With a remarkably mild winter this year, farmers across the country are noting some startling effects of the unusual climate.
While many farmers typically cheer for warm weather, this season’s incredibly mild winter may cause problems for farmers across the country, particularly those in the Northeast. According to the Northeast Regional Climate Center, the 2011-2012 winter is the mildest on record, with average temperatures five degrees higher than usual.
The warmer weather has caused many plants to begin budding earlier than usual. One Connecticut farmer reported seeing her maple trees budding already, which means a shorter season and darker syrup with a different taste. Many farmers have reported daffodils blooming and many birds and insects that aren’t normally seen until the end of March.
Many farmers are already changing their planting patterns. For example, many Northeast farmers are planting pumpkins in the summer, since the warmer weather has expanded their growing cycle.

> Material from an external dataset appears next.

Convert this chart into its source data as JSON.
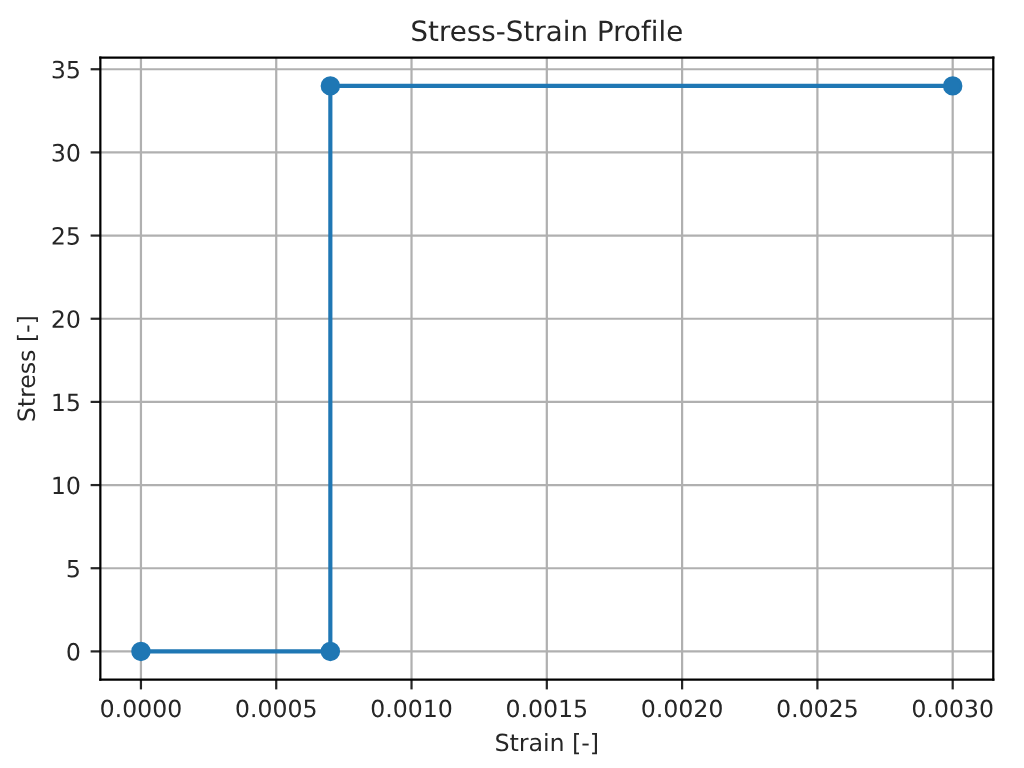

Other farmers across the country have not been able to adapt as easily. The warming pattern is not unique to the Northeast. According to a U.S. Department of Agriculture report, temperatures in most areas of the U.S. have increased one to two degrees over the past 50 years.
For some farmers this means excess crops and lower prices. Strawberry farmers in California and Florida, for example, have seen record harvests this winter, which have driven down prices and could threaten many farmers in the region.